Lassaad Ben Ahmed
11 Novembre 2020•Mise à jour: 11 Novembre 2020
AA / Kané Illa
"La démocratie traverse une zone de turbulences ces derniers temps" dans plusieurs pays francophones, a constaté Louise Mushikibawo, secrétaire générale de l'Organisation internationale de la Francophonie.
Louise Mushikibawo a fait cette déclaration, mardi soir, lors d'une "conversation francophone virtuelle" organisée à l'occasion du 20ème anniversaire de la déclaration de Bamako sur la pratique de la démocratie et des libertés.
Outre la secrétaire générale de l'OIF, l'événement a vu la participation du président sénégalais Macky Sall, de l'ancienne première ministre haïtienne Michèle Duvivier Pierre-Louis et des analystes politiques.
Dans son mot introductif, Louise Mushikiwabo a indiqué que "la démocratie traverse une zone de turbulences" dans des pays francophones, du Nord comme du Sud".

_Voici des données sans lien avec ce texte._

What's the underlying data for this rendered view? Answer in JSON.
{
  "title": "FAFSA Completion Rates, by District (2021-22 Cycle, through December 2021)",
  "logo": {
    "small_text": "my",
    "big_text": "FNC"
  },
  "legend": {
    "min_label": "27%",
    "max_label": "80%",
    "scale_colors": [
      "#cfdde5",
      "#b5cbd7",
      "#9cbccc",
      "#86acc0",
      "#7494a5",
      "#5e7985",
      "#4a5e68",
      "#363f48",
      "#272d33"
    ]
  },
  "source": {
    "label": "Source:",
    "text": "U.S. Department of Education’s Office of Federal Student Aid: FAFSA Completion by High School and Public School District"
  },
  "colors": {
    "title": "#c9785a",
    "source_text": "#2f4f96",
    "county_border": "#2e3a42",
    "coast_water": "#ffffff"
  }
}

Même si elle a relevé des "avancées réelles" avaient été enregistrées dans la pratique démocratique de ces vingt dernières années, notamment par "la tenue régulière et la maîtrise de l'organisation technique des élections", la secrétaire générale de l'OIF a noté la persistance des "coups d'État et coups de force", ainsi que les tensions liées aux conditions d'organisation des élections et à la révision des "textes fondamentaux ou électoraux précipités ou non justifiés".

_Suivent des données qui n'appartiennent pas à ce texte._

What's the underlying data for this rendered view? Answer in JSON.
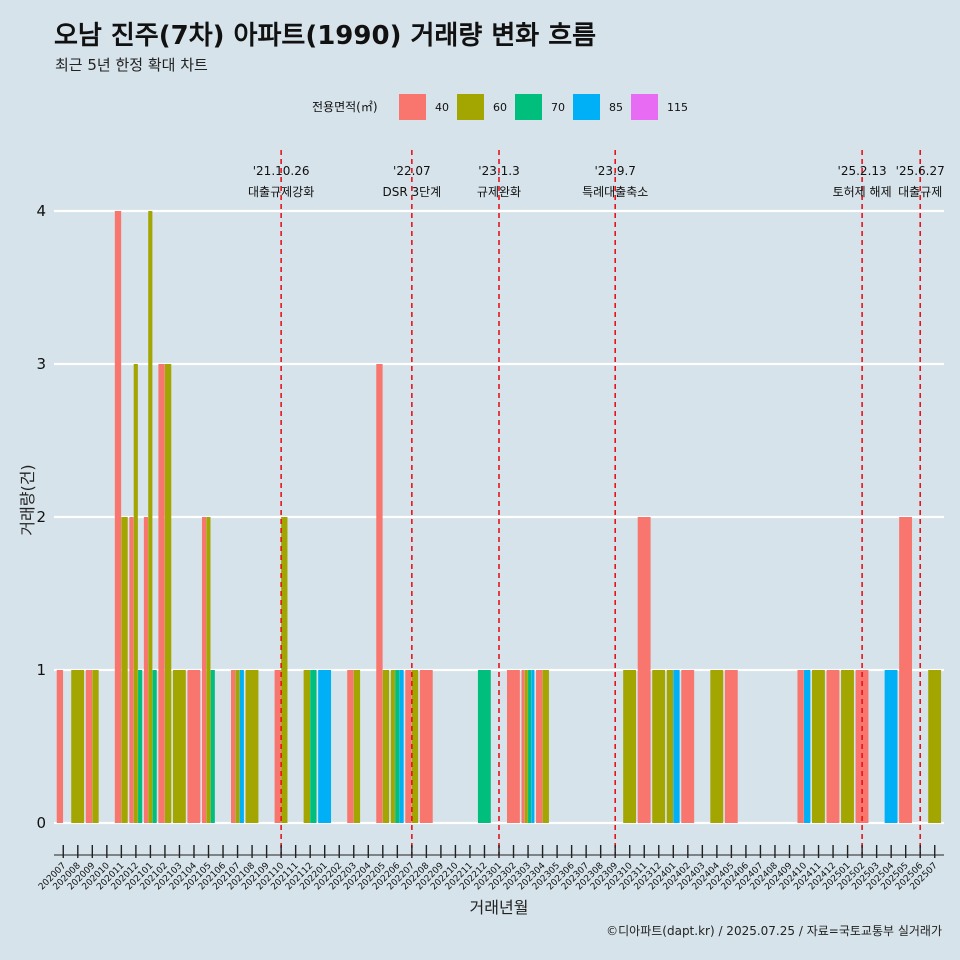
{
  "colors": {
    "background": "#d6e3ea",
    "gridline": "#ffffff",
    "event_line": "#e8141b",
    "series": {
      "40": "#f8766d",
      "60": "#a3a500",
      "70": "#00bf7d",
      "85": "#00b0f6",
      "115": "#e76bf3"
    }
  },
  "chart_data": {
    "type": "bar",
    "title": "오남 진주(7차) 아파트(1990) 거래량 변화 흐름",
    "subtitle": "최근 5년 한정 확대 차트",
    "xlabel": "거래년월",
    "ylabel": "거래량(건)",
    "ylim": [
      0,
      4
    ],
    "yticks": [
      0,
      1,
      2,
      3,
      4
    ],
    "grid": true,
    "legend": {
      "title": "전용면적(㎡)",
      "position": "top",
      "entries": [
        "40",
        "60",
        "70",
        "85",
        "115"
      ]
    },
    "categories": [
      "202007",
      "202008",
      "202009",
      "202010",
      "202011",
      "202012",
      "202101",
      "202102",
      "202103",
      "202104",
      "202105",
      "202106",
      "202107",
      "202108",
      "202109",
      "202110",
      "202111",
      "202112",
      "202201",
      "202202",
      "202203",
      "202204",
      "202205",
      "202206",
      "202207",
      "202208",
      "202209",
      "202210",
      "202211",
      "202212",
      "202301",
      "202302",
      "202303",
      "202304",
      "202305",
      "202306",
      "202307",
      "202308",
      "202309",
      "202310",
      "202311",
      "202312",
      "202401",
      "202402",
      "202403",
      "202404",
      "202405",
      "202406",
      "202407",
      "202408",
      "202409",
      "202410",
      "202411",
      "202412",
      "202501",
      "202502",
      "202503",
      "202504",
      "202505",
      "202506",
      "202507"
    ],
    "bars": [
      {
        "month": "202007",
        "values": {
          "40": 1,
          "60": 0
        }
      },
      {
        "month": "202008",
        "values": {
          "60": 1
        }
      },
      {
        "month": "202009",
        "values": {
          "40": 1,
          "60": 1
        }
      },
      {
        "month": "202011",
        "values": {
          "40": 4,
          "60": 2
        }
      },
      {
        "month": "202012",
        "values": {
          "40": 2,
          "60": 3,
          "70": 1
        }
      },
      {
        "month": "202101",
        "values": {
          "40": 2,
          "60": 4,
          "70": 1
        }
      },
      {
        "month": "202102",
        "values": {
          "40": 3,
          "60": 3
        }
      },
      {
        "month": "202103",
        "values": {
          "60": 1
        }
      },
      {
        "month": "202104",
        "values": {
          "40": 1
        }
      },
      {
        "month": "202105",
        "values": {
          "40": 2,
          "60": 2,
          "70": 1
        }
      },
      {
        "month": "202107",
        "values": {
          "40": 1,
          "60": 1,
          "85": 1
        }
      },
      {
        "month": "202108",
        "values": {
          "60": 1
        }
      },
      {
        "month": "202110",
        "values": {
          "40": 1,
          "60": 2
        }
      },
      {
        "month": "202112",
        "values": {
          "60": 1,
          "70": 1
        }
      },
      {
        "month": "202201",
        "values": {
          "85": 1
        }
      },
      {
        "month": "202203",
        "values": {
          "40": 1,
          "60": 1
        }
      },
      {
        "month": "202205",
        "values": {
          "40": 3,
          "60": 1
        }
      },
      {
        "month": "202206",
        "values": {
          "60": 1,
          "70": 1,
          "85": 1
        }
      },
      {
        "month": "202207",
        "values": {
          "40": 1,
          "60": 1
        }
      },
      {
        "month": "202208",
        "values": {
          "40": 1
        }
      },
      {
        "month": "202212",
        "values": {
          "70": 1
        }
      },
      {
        "month": "202302",
        "values": {
          "40": 1
        }
      },
      {
        "month": "202303",
        "values": {
          "40": 1,
          "60": 1,
          "70": 1,
          "85": 1
        }
      },
      {
        "month": "202304",
        "values": {
          "40": 1,
          "60": 1
        }
      },
      {
        "month": "202310",
        "values": {
          "60": 1
        }
      },
      {
        "month": "202311",
        "values": {
          "40": 2
        }
      },
      {
        "month": "202312",
        "values": {
          "60": 1
        }
      },
      {
        "month": "202401",
        "values": {
          "60": 1,
          "85": 1
        }
      },
      {
        "month": "202402",
        "values": {
          "40": 1
        }
      },
      {
        "month": "202404",
        "values": {
          "60": 1
        }
      },
      {
        "month": "202405",
        "values": {
          "40": 1
        }
      },
      {
        "month": "202410",
        "values": {
          "40": 1,
          "85": 1
        }
      },
      {
        "month": "202411",
        "values": {
          "60": 1
        }
      },
      {
        "month": "202412",
        "values": {
          "40": 1
        }
      },
      {
        "month": "202501",
        "values": {
          "60": 1
        }
      },
      {
        "month": "202502",
        "values": {
          "40": 1
        }
      },
      {
        "month": "202504",
        "values": {
          "85": 1
        }
      },
      {
        "month": "202505",
        "values": {
          "40": 2
        }
      },
      {
        "month": "202507",
        "values": {
          "60": 1
        }
      }
    ],
    "annotations": [
      {
        "x": "202110",
        "date": "'21.10.26",
        "label": "대출규제강화"
      },
      {
        "x": "202207",
        "date": "'22.07",
        "label": "DSR 3단계"
      },
      {
        "x": "202301",
        "date": "'23.1.3",
        "label": "규제완화"
      },
      {
        "x": "202309",
        "date": "'23.9.7",
        "label": "특례대출축소"
      },
      {
        "x": "202502",
        "date": "'25.2.13",
        "label": "토허제 해제"
      },
      {
        "x": "202506",
        "date": "'25.6.27",
        "label": "대출규제"
      }
    ],
    "caption": "©디아파트(dapt.kr) / 2025.07.25 / 자료=국토교통부 실거래가"
  }
}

Le président Macky Sall a, pour sa part, relevé les "avancées significatives" qu'a connues la démocratie dans l'espace francophone depuis l'adoption de la "déclaration de Bamako", saluant "l'organisation d'élections libres et régulières", "l'exercice des droits et libertés" et "le bon fonctionnement des institutions".
Toutefois, le chef de l'État sénégalais a déploré "des conflits persistants" liés à l'organisation des élections, ainsi que "des ruptures sporadiques des ordres constitutionnels".
Il a lancé un appel pour "une culture de dialogue et de la concertation pour une vie politique apaisée" dans les pays francophones.
La "déclaration de Bamako" fut adoptée le 3 novembre 2000 dans la capitale malienne par les Etats et gouvernements de la Francophonie.
Proclamant que "Francophone et démocratie sont indissociables", elle se base sur les quatre principes suivants : la consolidation de l'État de droit ; la tenue d'élections libres, fiables et transparentes ; une vie politique apaisée et la promotion d'une culture démocratique intériorisée avec le plein respect des droits de l'homme.
Deux autres "conversations francophones" seront organisées en décembre prochain dans le cadre de la célébration du 20eme anniversaire de la "déclaration de Bamako".
Elles porteront sur la "peine de mort dans l'espace francophone" et la "lutte contre les mariages d'enfants, les mariages précoces et les mariages forcés dans l'espace francophone".